I believe I first heard this on The Russ Martin Show yeeeeeeears ago, either the first time he was on 97.1 or while he was on 105.3 in Dallas/Fort Worth.
I had forgotten that I still had this on the ‘old version’ of my website (which wasn’t linked to, but the file was still there). So, after learning of a friend losing a dog this week, I went digging for it and decided it should be linked to on the ‘new version’ of my website.
Dogs Don’t Have Souls, Do They?
I remember bringing you home. You were so small and cuddly with your tiny paws and soft fur. You bounced around the room with eyes flashing and ears flopping.
Once in a while, you’d let out a little yelp just to let me know this was your territory.
Making a mess of the house and chewing on everything in sight became a passion and when I scolded you, you just put your head down and looked up at me with those innocent eyes as if to say: “I’m sorry, but I’ll do it again as soon as you’re not watching.”
As you got older, you protected me by looking out the window and barking at everyone who walked by.
When I had a tough day at work, you would be waiting for me with your tail wagging just to say, “Welcome home, I missed you.”
You never had a bad day and I could always count on you to be there for me.
When I sat down to read the paper and watch TV, you would hop on my lap looking for attention.
You never asked for anything more than to have me pat your head, so you could go to sleep with your head over my leg.

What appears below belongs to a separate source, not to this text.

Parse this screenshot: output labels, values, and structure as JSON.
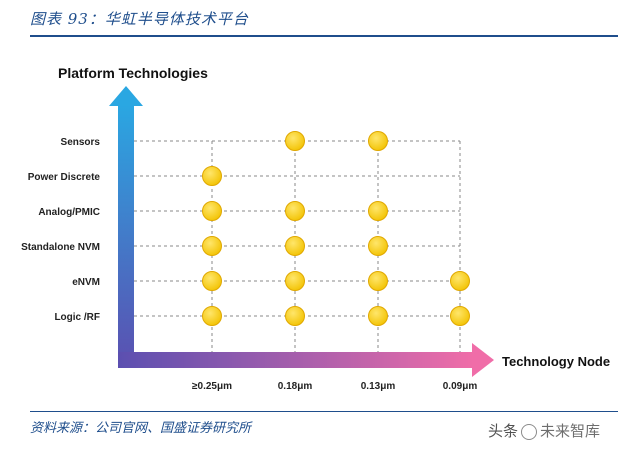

As you got older, you moved around more slowly. Then one day, old age finally took its toll, and you couldn’t stand on those wobbly legs anymore. I knelt down and patted you lying there, trying to make you young again.
You just looked up at me as if to say you were old and tired and that after all these years of not asking for anything, you had to ask me to do one last favor.
With tears in my eyes, I drove you one last time to the vet. One last time you were lying next to me.
For some strange reason you were able to stand up in the animal hospital – perhaps it was your sense of pride.
As the vet led you away, you stopped for an instant, turned your head and looked at me as if to say: “Thank you for taking care of me.”
I thought, “No – thank YOU for taking care of ME!”
— Charles B. Wells Jr., Palmyra, N.Y.
Respectfully dedicated to two friends I’ve lost over the years, Bandit and Buster, as I sit here, looking at Anna with tears in my eyes; her completely not understanding why I’m emotional.